Fonsai è arrivata ai limiti della solvibilità a causa di una gestione concentrata sugli interessi della proprietà invece che degli assicurati. Ora è nell´interesse degli italiani risanare l´assicurazione; ma non salvare le holding che la controllano. Se tutelare l´italianità significa, per esempio, chiedere a Fonsai di privarsi di attività assicurative redditizie (come la Milano o la Liguria) per mantenere i Ligresti in sella ed evitare sofferenze alla banche, molto meglio una Fonsai francese, ma ben gestita.
Il problema di Telecom e Alitalia non era il lanzichenecco alla porta. Siamo infatti l´unico grande paese dove l´ex-monopolista telefonico e l´ex-compagnia di bandiera, costrette ad affrontare le liberalizzazioni, hanno rischiato di soccombere. I francesi sono entrati in Edison grazie a Fiat e alle banche italiane, dopo un decennio senza crescita targato Mediobanca.
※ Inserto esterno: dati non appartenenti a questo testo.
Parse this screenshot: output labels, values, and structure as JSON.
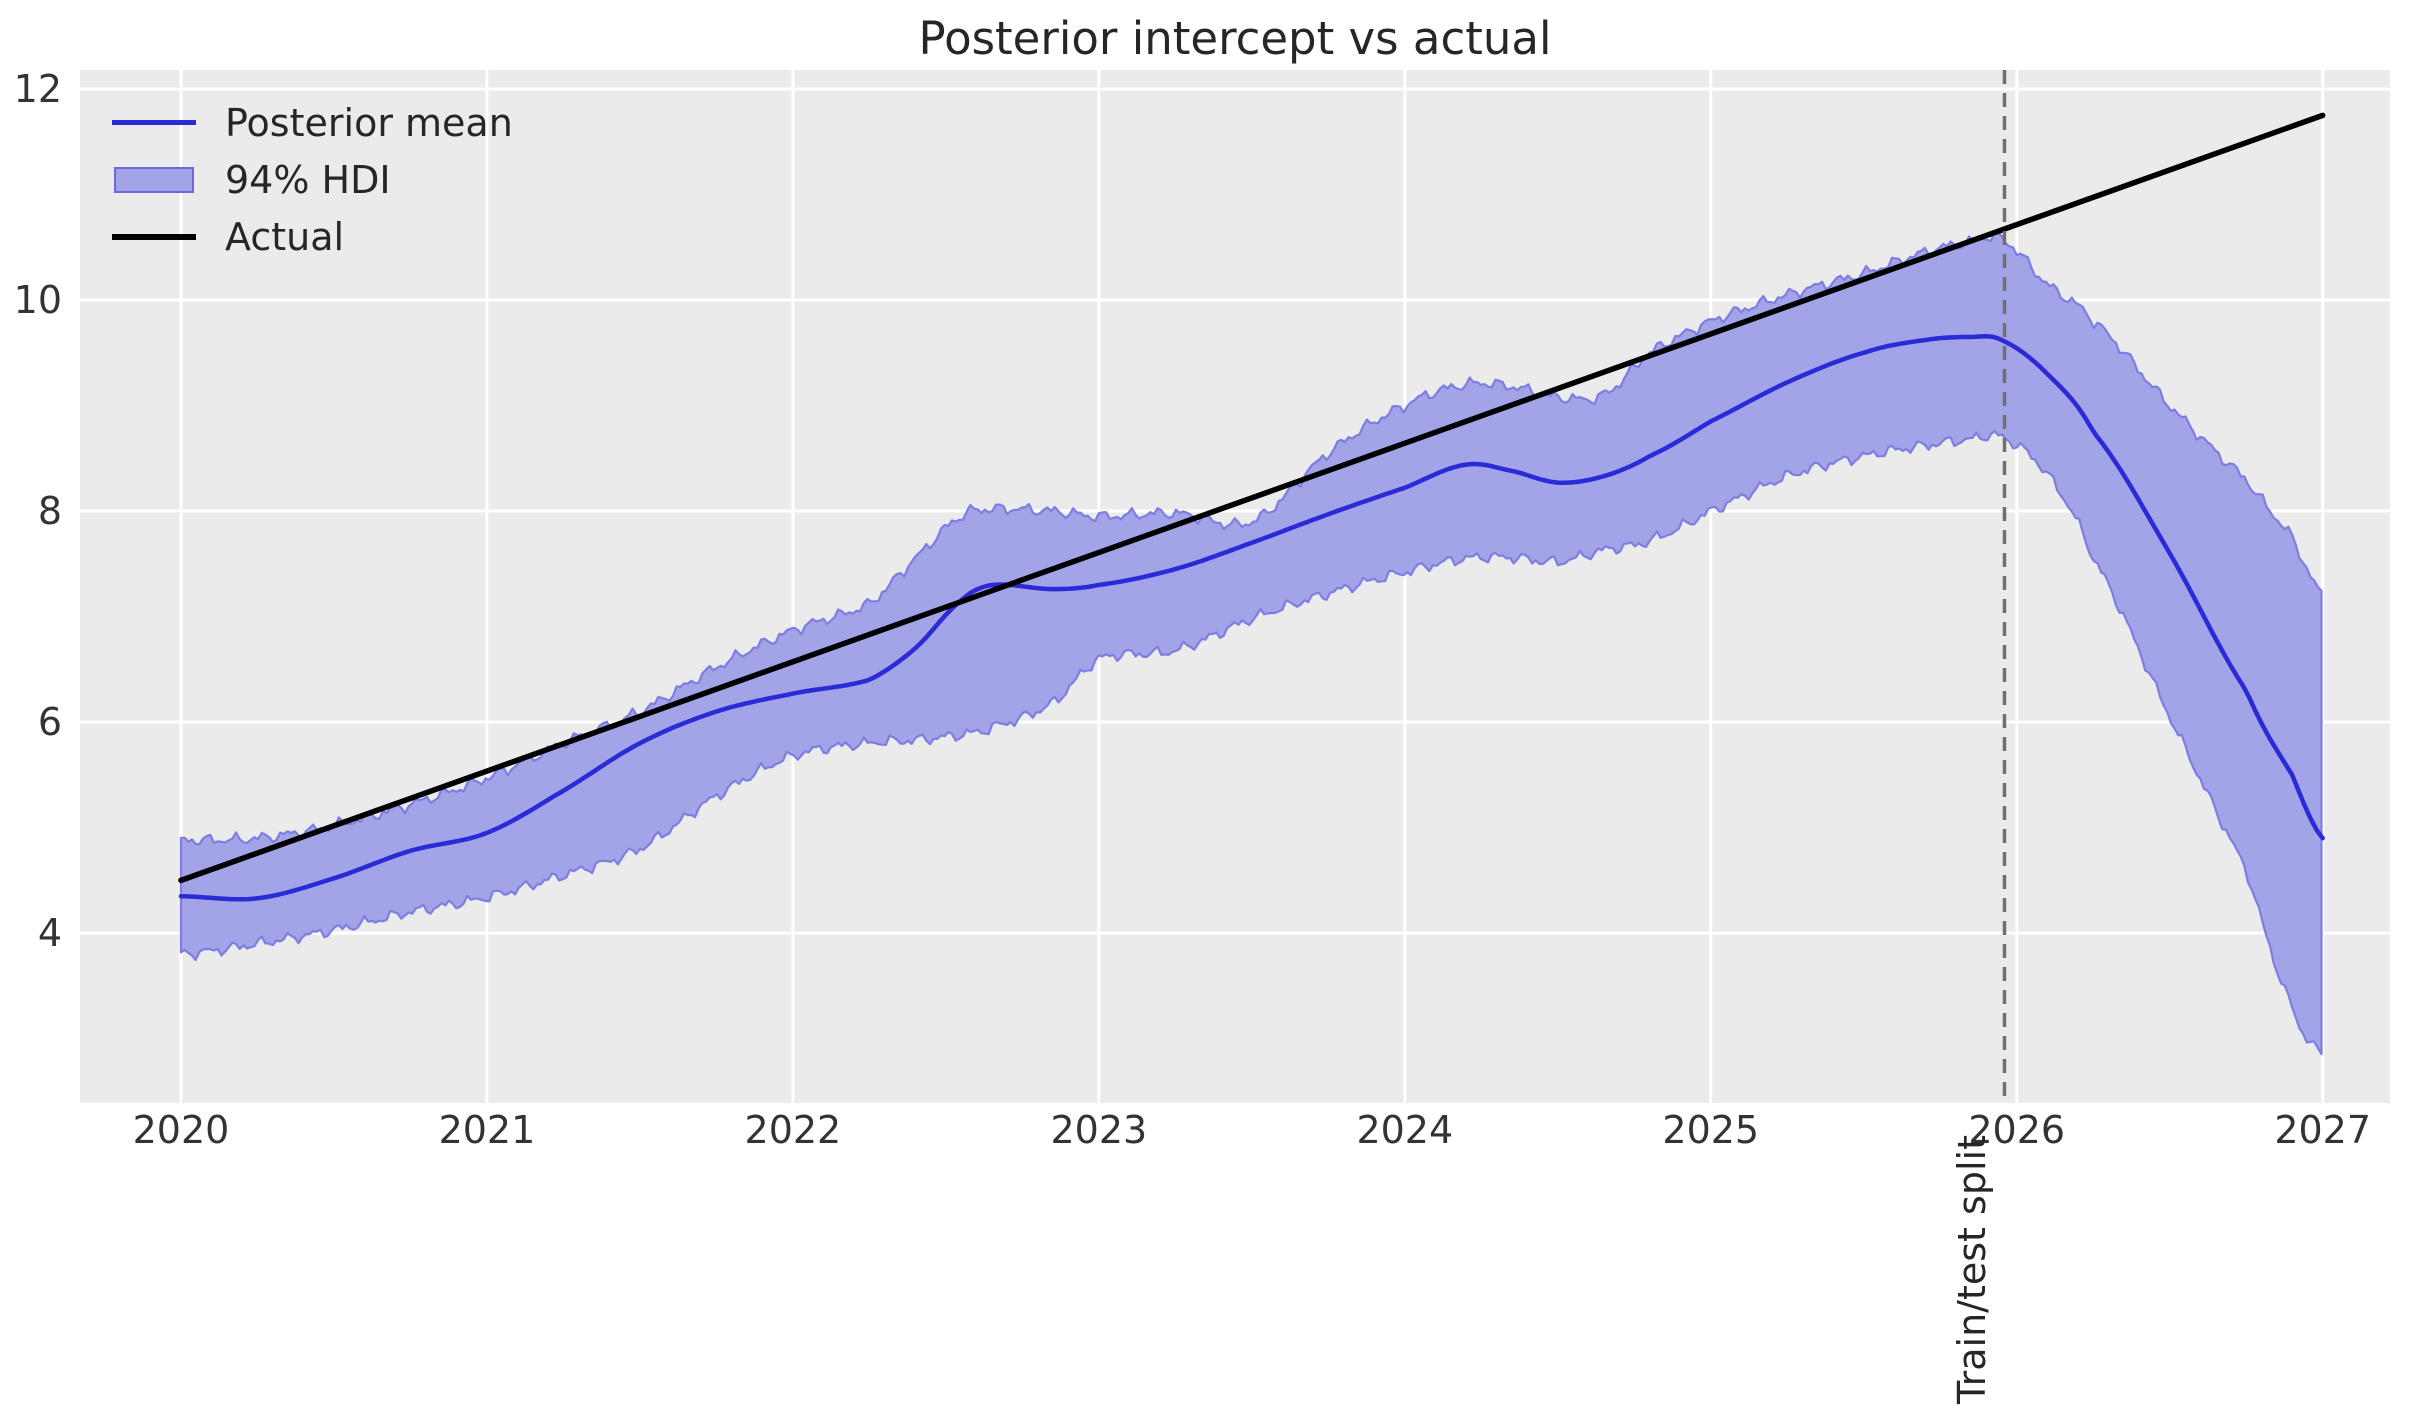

La ragnatela di holding costruita perché A2A difendesse l´italianità di Edison, ha solo valenza politica; come la fusione tra le municipalizzate di Milano e Brescia che ha le dato vita.
Parmalat è stato un caso esemplare di risanamento. Ma di fronte all´occasione della vita, tanta liquidità in cassa e prezzi stracciati a causa della crisi, non è stata capace di una singola iniziativa per crescere, in un settore dove marchi e dimensione sono tutto. E adesso qualcuno rispolvera il "polo" italiano con Granarolo e i soldi di Intesa: il bis di Alitalia-AirOne.
Infine Bulgari: un grande marchio, un´impresa familiare di successo; che per tenere il passo nel mercato globale preferisce però vendere a Lvmh, 18 volte più grande di lei. No, il film giusto non è Fort Apache, ma La caduta degli Dei: il declino della grande impresa di un Paese che rispecchia l´affanno della sua classe dirigente (politica, imprenditoriale e bancaria) che non regge più il confronto con il mondo.